Sales zipped ahead during the early hours of the VIP opening at this week’s Art Basel Miami Beach, the biggest contemporary art fair in the US. However, none attracted more fame, or infamy, than Comedian — it is a banana stuck to a wall with duct tape.
Artist provocateur Maurizio Cattelan, maker of the golden toilet that was stolen in September, has done it again. This time, by attaching a banana from a local grocery store to a wall of Galerie Perrotin’s booth. The asking price was US$120,000.
According to Artnet, there was an immediate purchase. And then another.
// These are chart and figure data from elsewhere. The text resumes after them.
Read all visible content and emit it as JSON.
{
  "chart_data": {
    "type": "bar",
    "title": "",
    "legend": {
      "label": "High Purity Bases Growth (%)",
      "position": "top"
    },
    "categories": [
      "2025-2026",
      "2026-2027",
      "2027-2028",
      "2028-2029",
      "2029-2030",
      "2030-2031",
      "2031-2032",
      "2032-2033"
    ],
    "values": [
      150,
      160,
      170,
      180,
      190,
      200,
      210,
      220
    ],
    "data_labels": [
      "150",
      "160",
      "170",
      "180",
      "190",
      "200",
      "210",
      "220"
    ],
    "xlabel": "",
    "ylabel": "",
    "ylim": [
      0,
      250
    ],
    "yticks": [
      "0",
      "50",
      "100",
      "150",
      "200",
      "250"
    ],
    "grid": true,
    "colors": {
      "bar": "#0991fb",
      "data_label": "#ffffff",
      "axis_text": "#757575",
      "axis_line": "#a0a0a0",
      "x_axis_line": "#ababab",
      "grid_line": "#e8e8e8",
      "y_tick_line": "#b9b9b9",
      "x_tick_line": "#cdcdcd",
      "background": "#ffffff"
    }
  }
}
At which point the price increased to US$150,000, and that sold as well.
Photo: AFP
Two more bananas went to museums, the gallery said, declining to specify the buyers or the price.
What the buyers got was not the quickly decaying fruit, but rather a certificate of authenticity and, importantly, a definitive, 14-page manual on how to install the work.
It should be hung about 175cm from the ground, fixed to the wall at a 37-degree angle and the banana should be changed, “depending on its aesthetic appearance,” about every seven or 10 days.
About the only specification omitted is the optimum length or bendiness of said banana.
The work is “very Duchamp,” critic Linda Yablonsky said, referring to Marcel Duchamp, the French artist whose famous 1917 sculpture The Fountain transformed a urinal into a work of art.
Cattelan’s work is also a reference to the time when the artist duct-taped his dealer, Massimo de Carlo, to a gallery wall, she said.
However, some found the fair a frustrating experience.
Mary Rozell, the global head of art collection at UBS Group AG, said the works she wanted were all snapped up.
Pieces under US$1 million were going especially quickly.
Rozell said she finally managed to buy some art.
One was a painting by Jeffrey Gibson. Another was a sculpture by Shinique Smith, whose works were on view at the UBS collectors’ lounge at the fair.